Welcome to the VillageReach blog! This blog follows VillageReach’s progress as well as interesting ideas, projects and events at the intersection of health with social enterprise, technology & logistics.
We ’re launching with our thoughts on the “Innovation Pile-up.” Chris Elias, the Executive Director of PATH, coined this phrase to describe the coming challenge facing public health systems around the world as years of medical research and development, particularly for vaccines, come to fruition.
When VillageReach started working in Mozambique in 2001, we found there was no system for distributing medical supplies beyond the provincial level … a situation that’s unfortunately the norm in most developing countries.
The Mozambique system was chaotic and under-resourced in 2001. Since then, the world has begun to invest heavily in new medical products, such as vaccines, to address the huge disease burden affecting developing countries.

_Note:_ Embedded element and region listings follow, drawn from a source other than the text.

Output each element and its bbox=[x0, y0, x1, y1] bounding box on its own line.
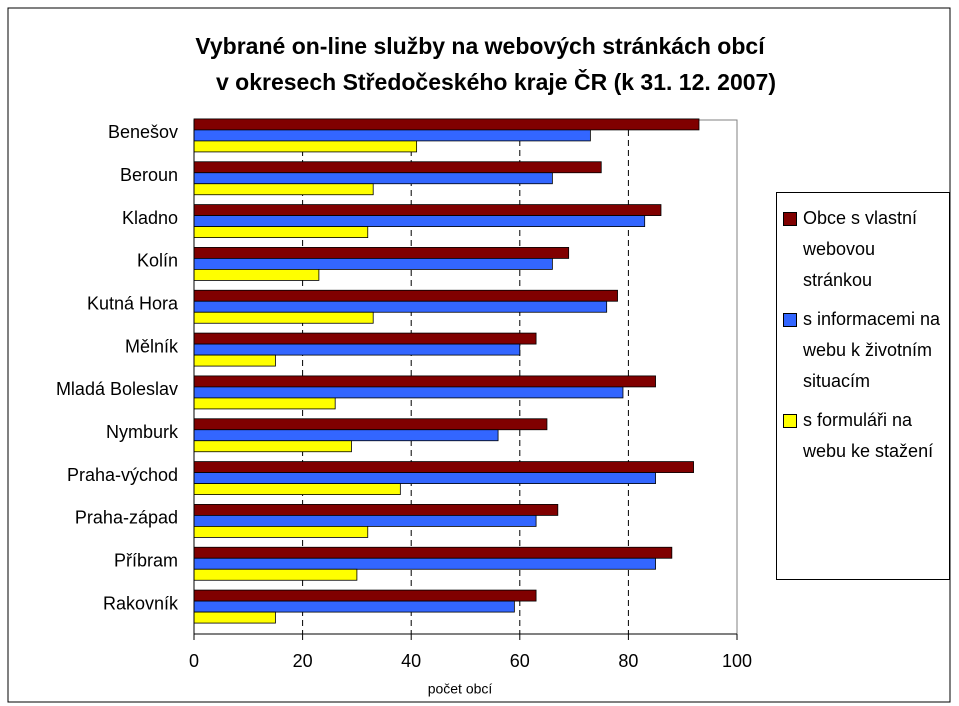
bar bbox=[193, 440, 352, 453]
y-tick-label: Mělník bbox=[125, 336, 179, 356]
legend-swatch bbox=[783, 414, 797, 428]
bar bbox=[193, 226, 369, 238]
y-tick-label: Kladno bbox=[122, 208, 178, 228]
bar bbox=[193, 483, 401, 495]
legend-item: s formuláři na webu ke stažení bbox=[783, 405, 943, 467]
bar bbox=[193, 300, 608, 313]
bar bbox=[193, 161, 602, 174]
bar bbox=[193, 343, 521, 356]
bar bbox=[193, 568, 358, 581]
bar bbox=[193, 515, 537, 527]
bar bbox=[193, 215, 646, 227]
y-tick-label: Nymburk bbox=[106, 422, 179, 442]
y-tick-label: Příbram bbox=[114, 551, 178, 571]
bar bbox=[193, 375, 656, 388]
bar bbox=[193, 129, 591, 142]
legend-label: Obce s vlastní webovou stránkou bbox=[803, 208, 918, 290]
bar bbox=[193, 557, 656, 570]
bar bbox=[193, 461, 694, 473]
legend-item: Obce s vlastní webovou stránkou bbox=[783, 203, 943, 296]
x-tick-label: 0 bbox=[189, 651, 199, 671]
legend-item: s informacemi na webu k životním situací… bbox=[783, 304, 943, 397]
bar bbox=[193, 429, 499, 442]
chart-title: Vybrané on-line služby na webových strán… bbox=[195, 33, 766, 59]
y-tick-label: Praha-východ bbox=[67, 465, 178, 485]
y-tick-label: Rakovník bbox=[103, 593, 179, 613]
bar bbox=[193, 258, 553, 270]
x-tick-label: 40 bbox=[401, 651, 421, 671]
bar bbox=[193, 589, 537, 602]
y-tick-label: Praha-západ bbox=[75, 508, 178, 528]
bar bbox=[193, 183, 374, 196]
bar bbox=[193, 611, 276, 624]
legend-label: s formuláři na webu ke stažení bbox=[803, 410, 934, 461]
x-tick-label: 100 bbox=[722, 651, 752, 671]
legend-swatch bbox=[783, 313, 797, 327]
bar bbox=[193, 418, 548, 431]
legend-swatch bbox=[783, 212, 797, 226]
bar bbox=[193, 311, 374, 324]
x-tick-label: 20 bbox=[293, 651, 313, 671]
bar bbox=[193, 118, 700, 131]
x-tick-label: 80 bbox=[618, 651, 638, 671]
x-tick-label: 60 bbox=[510, 651, 530, 671]
bar bbox=[193, 386, 624, 399]
bar bbox=[193, 332, 537, 345]
y-tick-label: Kolín bbox=[137, 251, 178, 271]
bar bbox=[193, 546, 673, 559]
bar bbox=[193, 397, 336, 410]
bar bbox=[193, 269, 320, 281]
y-tick-label: Beroun bbox=[120, 165, 178, 185]
bar bbox=[193, 354, 276, 367]
bar bbox=[193, 204, 662, 216]
y-tick-label: Kutná Hora bbox=[87, 294, 179, 314]
chart-title: v okresech Středočeského kraje ČR (k 31.… bbox=[216, 68, 776, 95]
bar bbox=[193, 600, 515, 613]
bar bbox=[193, 140, 418, 153]
legend-label: s informacemi na webu k životním situací… bbox=[803, 309, 941, 391]
y-tick-label: Benešov bbox=[108, 122, 178, 142]
legend: Obce s vlastní webovou stránkou s informa… bbox=[776, 192, 950, 580]
x-axis-label: počet obcí bbox=[428, 681, 493, 697]
bar bbox=[193, 172, 553, 185]
y-tick-label: Mladá Boleslav bbox=[56, 379, 178, 399]
bar bbox=[193, 289, 618, 302]
bar bbox=[193, 472, 656, 484]
bar bbox=[193, 526, 369, 538]
bar bbox=[193, 247, 570, 259]
bar bbox=[193, 504, 559, 516]
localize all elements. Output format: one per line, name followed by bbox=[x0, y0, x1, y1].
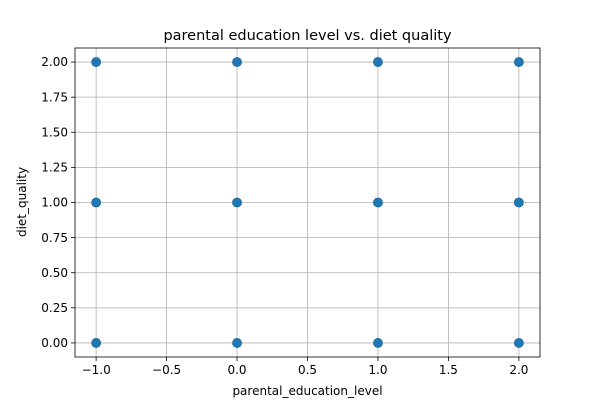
y-tick-label: 2.00 bbox=[41, 55, 68, 69]
y-axis-label: diet_quality bbox=[15, 167, 29, 237]
data-points bbox=[91, 57, 524, 348]
y-tick-label: 1.25 bbox=[41, 161, 68, 175]
data-point bbox=[232, 197, 242, 208]
data-point bbox=[91, 338, 102, 348]
data-point bbox=[232, 338, 242, 348]
x-axis-label: parental_education_level bbox=[232, 384, 382, 398]
x-tick-label: 2.0 bbox=[509, 363, 528, 377]
x-tick-label: −1.0 bbox=[82, 363, 111, 377]
x-tick-label: 1.5 bbox=[439, 363, 458, 377]
data-point bbox=[513, 338, 524, 348]
x-tick-label: 0.5 bbox=[298, 363, 317, 377]
y-tick-label: 1.00 bbox=[41, 196, 68, 210]
y-tick-label: 1.50 bbox=[41, 125, 68, 139]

Governments, international organizations, and private charities have spent trillions of dollars in research and development of new products. But new opportunities bring new challenges. The new vaccines just starting to become available are much more expensive and are physically, much larger.
For example, polio is a basic vaccine administered around the world today. Twenty doses of polio fit in a vial about the size of your little finger. At 13 cents per dose, the vial is worth only a few dollars. A twenty-dose, polio vial doesn’t take up much room in the refrigerator, and if the distribution system ruins a few vials, or has a few leaks in it, then the loss is not huge.
In contrast, one new vaccine to prevent rotavirus, a stomach bacteria that kills thousands of children every year, costs $5 and is the size of your fist. The HPV cervical cancer vaccine is expected to be priced between $50 and $100 per dose in developing countries. The malaria and HIV vaccines, which we hope are coming soon, are also likely to be very expensive. Current distribution systems are overwhelmed now; the new products will swamp them.
Unless we invest in improving the ability of developing countries to handle these new products, trillions of dollars of investment will be wasted and, more importantly, children in those countries will once again, be passed by. While we can get excited about new product developments, and rightly so, we can’t forget that our job is not done, until drops are in mouths, and needles are in arms.